The first F-35 vertical landing was performed at Royal Air Force (RAF) base Marham on new vertical landing pads (VLPs) as the multi-role fighter jets made use of their short take-off vertical landing (STOVL) capability.
The UK Defence Infrastructure Organisation (DIO) is currently developing three VLPs through a joint venture between Galliford Try and Lagan Construction.
RAF Marham in Norfolk, East Anglia, UK, serves as the main operating base for the F-35 aircraft in the UK.
The F-35 vertical landing capability will provide operational flexibility, including landing on the Royal Navy’s new Queen Elizabeth-class aircraft carriers.

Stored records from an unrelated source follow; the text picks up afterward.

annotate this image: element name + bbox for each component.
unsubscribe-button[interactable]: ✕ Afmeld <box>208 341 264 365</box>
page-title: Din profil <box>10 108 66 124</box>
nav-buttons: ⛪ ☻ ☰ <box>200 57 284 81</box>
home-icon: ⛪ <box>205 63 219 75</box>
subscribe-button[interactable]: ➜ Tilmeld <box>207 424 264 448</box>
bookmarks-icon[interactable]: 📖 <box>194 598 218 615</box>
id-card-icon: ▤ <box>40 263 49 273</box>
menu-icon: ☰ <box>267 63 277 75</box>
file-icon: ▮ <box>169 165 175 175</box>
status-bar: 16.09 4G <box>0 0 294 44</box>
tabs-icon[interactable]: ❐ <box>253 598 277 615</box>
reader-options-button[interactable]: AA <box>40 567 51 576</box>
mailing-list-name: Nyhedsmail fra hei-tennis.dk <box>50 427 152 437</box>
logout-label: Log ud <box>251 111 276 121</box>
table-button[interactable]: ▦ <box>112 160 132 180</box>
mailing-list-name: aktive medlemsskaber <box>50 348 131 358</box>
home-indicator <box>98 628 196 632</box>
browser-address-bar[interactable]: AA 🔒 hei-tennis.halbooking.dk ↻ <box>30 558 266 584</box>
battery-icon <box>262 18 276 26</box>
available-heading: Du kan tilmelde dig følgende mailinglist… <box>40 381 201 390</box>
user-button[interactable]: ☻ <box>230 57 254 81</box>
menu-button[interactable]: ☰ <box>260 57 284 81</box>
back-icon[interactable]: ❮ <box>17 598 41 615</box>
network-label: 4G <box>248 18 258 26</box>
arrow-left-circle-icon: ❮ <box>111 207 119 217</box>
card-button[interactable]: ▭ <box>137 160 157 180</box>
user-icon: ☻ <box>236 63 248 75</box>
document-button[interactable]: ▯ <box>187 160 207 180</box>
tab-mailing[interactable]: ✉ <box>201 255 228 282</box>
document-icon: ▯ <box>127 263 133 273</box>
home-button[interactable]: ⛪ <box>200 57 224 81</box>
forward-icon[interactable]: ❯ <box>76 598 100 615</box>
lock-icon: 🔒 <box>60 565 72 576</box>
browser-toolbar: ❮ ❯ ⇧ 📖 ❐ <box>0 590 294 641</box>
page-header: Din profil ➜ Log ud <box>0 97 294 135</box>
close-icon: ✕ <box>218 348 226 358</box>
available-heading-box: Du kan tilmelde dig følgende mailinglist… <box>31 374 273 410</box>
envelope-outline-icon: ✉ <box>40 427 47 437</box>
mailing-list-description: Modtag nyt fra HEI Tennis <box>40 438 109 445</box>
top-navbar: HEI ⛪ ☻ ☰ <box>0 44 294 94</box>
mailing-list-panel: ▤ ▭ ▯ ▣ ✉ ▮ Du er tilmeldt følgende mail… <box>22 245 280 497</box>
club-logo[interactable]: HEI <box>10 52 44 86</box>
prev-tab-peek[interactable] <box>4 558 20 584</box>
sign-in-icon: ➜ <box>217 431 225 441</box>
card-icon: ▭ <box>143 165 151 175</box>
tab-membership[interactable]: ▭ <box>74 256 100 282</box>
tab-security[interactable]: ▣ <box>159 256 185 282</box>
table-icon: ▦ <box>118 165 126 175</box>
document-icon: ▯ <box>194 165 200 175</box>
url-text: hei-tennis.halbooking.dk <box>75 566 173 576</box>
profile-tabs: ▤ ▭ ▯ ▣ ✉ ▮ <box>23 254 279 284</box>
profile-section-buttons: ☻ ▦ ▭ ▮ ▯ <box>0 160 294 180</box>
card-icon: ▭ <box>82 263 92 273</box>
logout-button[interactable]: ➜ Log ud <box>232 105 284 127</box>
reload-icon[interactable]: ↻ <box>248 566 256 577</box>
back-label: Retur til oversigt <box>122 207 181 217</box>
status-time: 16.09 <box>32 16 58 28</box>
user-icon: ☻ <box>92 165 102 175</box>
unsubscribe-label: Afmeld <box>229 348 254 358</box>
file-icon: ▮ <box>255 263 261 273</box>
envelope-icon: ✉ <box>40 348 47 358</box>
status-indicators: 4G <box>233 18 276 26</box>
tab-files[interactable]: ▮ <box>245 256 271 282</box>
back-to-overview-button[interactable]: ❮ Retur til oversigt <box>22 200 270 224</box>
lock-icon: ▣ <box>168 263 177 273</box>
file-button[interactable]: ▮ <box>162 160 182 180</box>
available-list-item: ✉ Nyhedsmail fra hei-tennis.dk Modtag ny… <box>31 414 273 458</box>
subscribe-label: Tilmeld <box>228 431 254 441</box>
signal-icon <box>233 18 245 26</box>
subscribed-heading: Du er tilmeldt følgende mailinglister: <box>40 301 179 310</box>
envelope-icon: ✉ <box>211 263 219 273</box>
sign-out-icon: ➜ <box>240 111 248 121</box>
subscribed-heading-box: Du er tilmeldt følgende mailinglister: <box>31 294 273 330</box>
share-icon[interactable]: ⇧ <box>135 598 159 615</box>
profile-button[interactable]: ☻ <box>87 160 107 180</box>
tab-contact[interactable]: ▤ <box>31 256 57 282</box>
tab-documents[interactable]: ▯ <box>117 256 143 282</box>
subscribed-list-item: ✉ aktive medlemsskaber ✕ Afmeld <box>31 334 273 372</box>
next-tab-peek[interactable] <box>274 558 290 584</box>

DIO VLP project manager lieutenant colonel Ian Jenkins said: “Vertical landing is a really exciting military capability and from an infrastructure perspective it’s been fascinating to be involved in the design and construction process.
“It was really exciting and rewarding to see an F-35 landing on the first VLP to be finished and I look forward to seeing more as we continue to work on other infrastructure upgrades required for the F-35s.”
With a length and width of 67m, each landing pad has a central landing area measuring 30.5m by 30.5m.
On 6 June, four F-35B Lightning II fighter aircraft landed at their new base at RAF Marham to start building up the newly reformed 617 Squadron in the UK.
The F-35B is the world’s first supersonic STOVL stealth aircraft variant designed to operate from challenging bases and a range of air-capable ships near front-line combat zones.
The fifth-generation fighter jet features a unique combination of stealth, advanced radar, sensor technology, and electronic warfare systems.